I have a “kit” lens, Tamron all-in-one zoom and a Macro lens; am I missing anything?
Advanced amateurs know that they can expand their photographic horizons by learning to use new lenses. If you already have what you consider to be a pretty good collection of glass, you’ll be happy to learn that there are still more frontiers to be conquered.
The Tamron SP 180MM F/3.5 Di LD Aspherical (IF) is an extremely sharp Macro lens. Its longer focal length means that you can be farther away when shooting close-up photos. You can get the same image size from twice as far away as compared to the 90mm Macro, for example. Plus, this lens is the equivalent of a very fast f3.5 270mm telephoto (converted to 35mm terms). Going to the Balloon Festival? This is your lens. Indoor basketball game or gymnastics meet? Take this glass along. With a little imagination you’ll find dozens of other applications.
If you’ve ever wished you had a telephoto zoom with a large, constant aperture, your dream lens is here. The Tamron SP 70-200mm F/2.8 Di VC USD offers the flexibility of a 70-200 zoom plus the light-gathering power of an f2.8 f-stop. Because depth-of-field is largely dependent on the diameter of the aperture, you can capture tremendous images that show the subject in sharp focus and the background completely out-of-focus. This technique, long used by portrait photographers, makes the subject practically jump out of the background.

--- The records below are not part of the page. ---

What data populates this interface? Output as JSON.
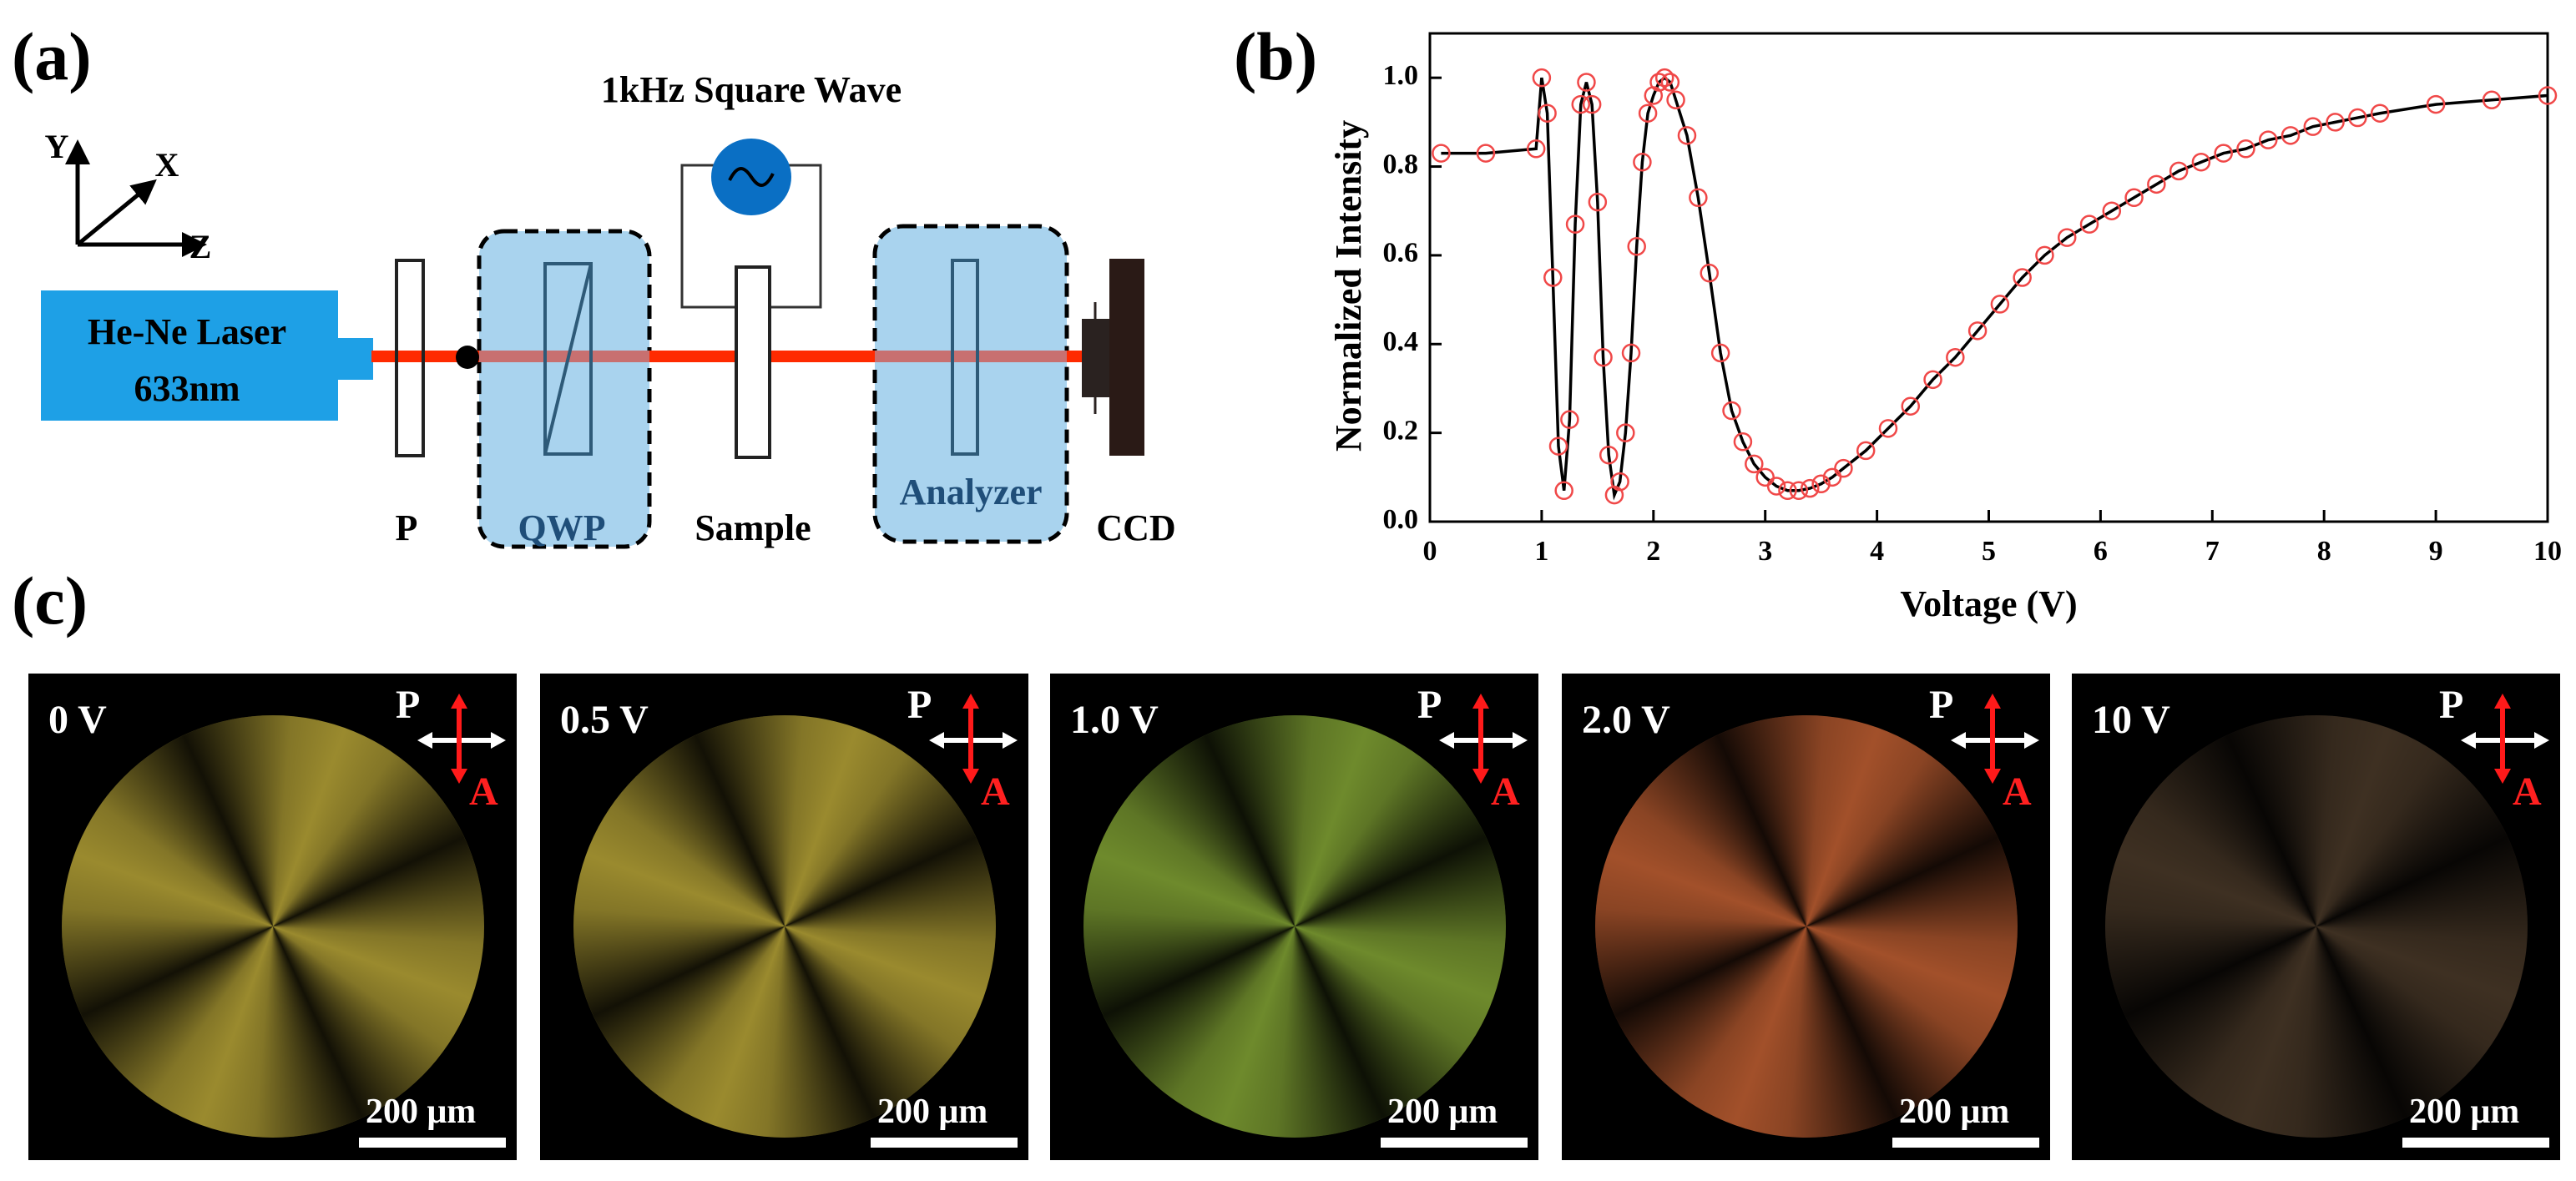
{
  "panel_labels": [
    "(a)",
    "(b)",
    "(c)"
  ],
  "setup": {
    "axes": [
      "Y",
      "X",
      "Z"
    ],
    "source_name": "He-Ne Laser",
    "source_wavelength": "633nm",
    "signal": "1kHz Square Wave",
    "components": [
      "P",
      "QWP",
      "Sample",
      "Analyzer",
      "CCD"
    ]
  },
  "chart_data": {
    "type": "line",
    "x_label": "Voltage (V)",
    "y_label": "Normalized Intensity",
    "xlim": [
      0,
      10
    ],
    "ylim": [
      0,
      1.1
    ],
    "xticks": [
      0,
      1,
      2,
      3,
      4,
      5,
      6,
      7,
      8,
      9,
      10
    ],
    "yticks": [
      {
        "value": 0,
        "label": "0.0"
      },
      0.2,
      0.4,
      0.6,
      0.8,
      {
        "value": 1,
        "label": "1.0"
      }
    ],
    "series": [
      {
        "line_color": "#000000",
        "marker_color": "#f04848",
        "x": [
          0.1,
          0.5,
          0.95,
          1.0,
          1.05,
          1.1,
          1.15,
          1.2,
          1.25,
          1.3,
          1.35,
          1.4,
          1.45,
          1.5,
          1.55,
          1.6,
          1.65,
          1.7,
          1.75,
          1.8,
          1.85,
          1.9,
          1.95,
          2.0,
          2.05,
          2.1,
          2.15,
          2.2,
          2.3,
          2.4,
          2.5,
          2.6,
          2.7,
          2.8,
          2.9,
          3.0,
          3.1,
          3.2,
          3.3,
          3.4,
          3.5,
          3.6,
          3.7,
          3.9,
          4.1,
          4.3,
          4.5,
          4.7,
          4.9,
          5.1,
          5.3,
          5.5,
          5.7,
          5.9,
          6.1,
          6.3,
          6.5,
          6.7,
          6.9,
          7.1,
          7.3,
          7.5,
          7.7,
          7.9,
          8.1,
          8.3,
          8.5,
          9.0,
          9.5,
          10.0
        ],
        "values": [
          0.83,
          0.83,
          0.84,
          1.0,
          0.92,
          0.55,
          0.17,
          0.07,
          0.23,
          0.67,
          0.94,
          0.99,
          0.94,
          0.72,
          0.37,
          0.15,
          0.06,
          0.09,
          0.2,
          0.38,
          0.62,
          0.81,
          0.92,
          0.96,
          0.99,
          1.0,
          0.99,
          0.95,
          0.87,
          0.73,
          0.56,
          0.38,
          0.25,
          0.18,
          0.13,
          0.1,
          0.08,
          0.07,
          0.07,
          0.075,
          0.085,
          0.1,
          0.12,
          0.16,
          0.21,
          0.26,
          0.32,
          0.37,
          0.43,
          0.49,
          0.55,
          0.6,
          0.64,
          0.67,
          0.7,
          0.73,
          0.76,
          0.79,
          0.81,
          0.83,
          0.84,
          0.86,
          0.87,
          0.89,
          0.9,
          0.91,
          0.92,
          0.94,
          0.95,
          0.96
        ]
      }
    ]
  },
  "micrographs": [
    {
      "voltage": "0 V",
      "polarizer": "P",
      "analyzer": "A",
      "scale_bar": "200 μm"
    },
    {
      "voltage": "0.5 V",
      "polarizer": "P",
      "analyzer": "A",
      "scale_bar": "200 μm"
    },
    {
      "voltage": "1.0 V",
      "polarizer": "P",
      "analyzer": "A",
      "scale_bar": "200 μm"
    },
    {
      "voltage": "2.0 V",
      "polarizer": "P",
      "analyzer": "A",
      "scale_bar": "200 μm"
    },
    {
      "voltage": "10 V",
      "polarizer": "P",
      "analyzer": "A",
      "scale_bar": "200 μm"
    }
  ]
}
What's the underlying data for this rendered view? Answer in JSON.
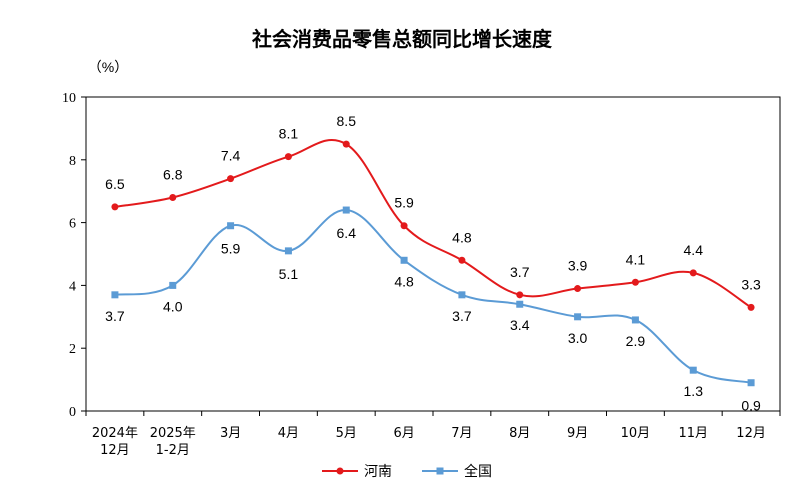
{
  "chart_data": {
    "type": "line",
    "title": "社会消费品零售总额同比增长速度",
    "unit": "（%）",
    "categories": [
      [
        "2024年",
        "12月"
      ],
      [
        "2025年",
        "1-2月"
      ],
      [
        "3月"
      ],
      [
        "4月"
      ],
      [
        "5月"
      ],
      [
        "6月"
      ],
      [
        "7月"
      ],
      [
        "8月"
      ],
      [
        "9月"
      ],
      [
        "10月"
      ],
      [
        "11月"
      ],
      [
        "12月"
      ]
    ],
    "ylim": [
      0,
      10
    ],
    "yticks": [
      "0",
      "2",
      "4",
      "6",
      "8",
      "10"
    ],
    "series": [
      {
        "name": "河南",
        "color": "#e31a1c",
        "marker": "circle",
        "values": [
          6.5,
          6.8,
          7.4,
          8.1,
          8.5,
          5.9,
          4.8,
          3.7,
          3.9,
          4.1,
          4.4,
          3.3
        ],
        "labels": [
          "6.5",
          "6.8",
          "7.4",
          "8.1",
          "8.5",
          "5.9",
          "4.8",
          "3.7",
          "3.9",
          "4.1",
          "4.4",
          "3.3"
        ]
      },
      {
        "name": "全国",
        "color": "#5b9bd5",
        "marker": "square",
        "values": [
          3.7,
          4.0,
          5.9,
          5.1,
          6.4,
          4.8,
          3.7,
          3.4,
          3.0,
          2.9,
          1.3,
          0.9
        ],
        "labels": [
          "3.7",
          "4.0",
          "5.9",
          "5.1",
          "6.4",
          "4.8",
          "3.7",
          "3.4",
          "3.0",
          "2.9",
          "1.3",
          "0.9"
        ]
      }
    ],
    "legend_position": "bottom",
    "grid": false
  }
}
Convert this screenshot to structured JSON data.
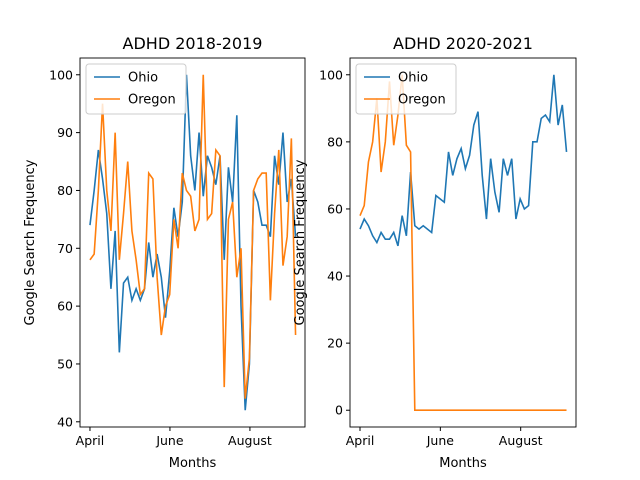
{
  "chart_data": [
    {
      "type": "line",
      "title": "ADHD 2018-2019",
      "xlabel": "Months",
      "ylabel": "Google Search Frequency",
      "x": [
        0,
        3.2,
        6.4,
        9.6,
        12.8,
        16,
        19.2,
        22.4,
        25.6,
        28.8,
        32,
        35.2,
        38.4,
        41.6,
        44.8,
        48,
        51.2,
        54.4,
        57.6,
        60.8,
        64,
        67.2,
        70.4,
        73.6,
        76.8,
        80,
        83.2,
        86.4,
        89.6,
        92.8,
        96,
        99.2,
        102.4,
        105.6,
        108.8,
        112,
        115.2,
        118.4,
        121.6,
        124.8,
        128,
        131.2,
        134.4,
        137.6,
        140.8,
        144,
        147.2,
        150.4,
        153.6,
        156.8
      ],
      "series": [
        {
          "name": "Ohio",
          "color": "#1f77b4",
          "values": [
            74,
            80,
            87,
            82,
            76,
            63,
            73,
            52,
            64,
            65,
            61,
            63,
            61,
            63,
            71,
            65,
            69,
            65,
            58,
            66,
            77,
            72,
            78,
            100,
            86,
            80,
            90,
            79,
            86,
            84,
            81,
            86,
            68,
            84,
            78,
            93,
            60,
            42,
            50,
            80,
            78,
            74,
            74,
            72,
            86,
            81,
            90,
            78,
            82,
            72
          ]
        },
        {
          "name": "Oregon",
          "color": "#ff7f0e",
          "values": [
            68,
            69,
            80,
            95,
            80,
            73,
            90,
            68,
            76,
            85,
            73,
            68,
            62,
            63,
            83,
            82,
            65,
            55,
            60,
            62,
            75,
            70,
            83,
            80,
            79,
            73,
            75,
            100,
            75,
            76,
            87,
            86,
            46,
            75,
            78,
            65,
            70,
            44,
            51,
            80,
            82,
            83,
            83,
            61,
            76,
            87,
            67,
            72,
            89,
            55
          ]
        }
      ],
      "xlim": [
        -7.6,
        164
      ],
      "xticks": [
        {
          "value": 0,
          "label": "April"
        },
        {
          "value": 61,
          "label": "June"
        },
        {
          "value": 122,
          "label": "August"
        }
      ],
      "ylim": [
        39.1,
        102.9
      ],
      "yticks": [
        40,
        50,
        60,
        70,
        80,
        90,
        100
      ],
      "legend": "upper left"
    },
    {
      "type": "line",
      "title": "ADHD 2020-2021",
      "xlabel": "Months",
      "ylabel": "Google Search Frequency",
      "x": [
        0,
        3.2,
        6.4,
        9.6,
        12.8,
        16,
        19.2,
        22.4,
        25.6,
        28.8,
        32,
        35.2,
        38.4,
        41.6,
        44.8,
        48,
        51.2,
        54.4,
        57.6,
        60.8,
        64,
        67.2,
        70.4,
        73.6,
        76.8,
        80,
        83.2,
        86.4,
        89.6,
        92.8,
        96,
        99.2,
        102.4,
        105.6,
        108.8,
        112,
        115.2,
        118.4,
        121.6,
        124.8,
        128,
        131.2,
        134.4,
        137.6,
        140.8,
        144,
        147.2,
        150.4,
        153.6,
        156.8
      ],
      "series": [
        {
          "name": "Ohio",
          "color": "#1f77b4",
          "values": [
            54,
            57,
            55,
            52,
            50,
            53,
            51,
            51,
            53,
            49,
            58,
            52,
            71,
            55,
            54,
            55,
            54,
            53,
            64,
            63,
            62,
            77,
            70,
            75,
            78,
            72,
            76,
            85,
            89,
            70,
            57,
            75,
            65,
            59,
            75,
            70,
            75,
            57,
            63,
            60,
            61,
            80,
            80,
            87,
            88,
            86,
            100,
            85,
            91,
            77
          ]
        },
        {
          "name": "Oregon",
          "color": "#ff7f0e",
          "values": [
            58,
            61,
            74,
            80,
            93,
            71,
            80,
            98,
            79,
            88,
            100,
            79,
            77,
            0,
            0,
            0,
            0,
            0,
            0,
            0,
            0,
            0,
            0,
            0,
            0,
            0,
            0,
            0,
            0,
            0,
            0,
            0,
            0,
            0,
            0,
            0,
            0,
            0,
            0,
            0,
            0,
            0,
            0,
            0,
            0,
            0,
            0,
            0,
            0,
            0
          ]
        }
      ],
      "xlim": [
        -7.6,
        164
      ],
      "xticks": [
        {
          "value": 0,
          "label": "April"
        },
        {
          "value": 61,
          "label": "June"
        },
        {
          "value": 122,
          "label": "August"
        }
      ],
      "ylim": [
        -5,
        105
      ],
      "yticks": [
        0,
        20,
        40,
        60,
        80,
        100
      ],
      "legend": "upper left"
    }
  ]
}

I’m on a budget, but I want to get better pictures with my DSLR
When I ask people about the Tamron lenses they already own, most can talk for hours and hours about the fabulous pictures they’ve been able to capture with them. But only a few remember how much the lens cost. The point is, long after you’ve paid for the lens and lost the receipt, you’ll be getting great shot after shot. Tamron offers lenses at prices that fit just about any budget, but my personal advice is don’t make your decisions based on price. Decide which lens you will use most often, and which will give you the most enjoyment. Then skip that Designer Double Latte for a couple of months and buy the right lens. You will not regret it.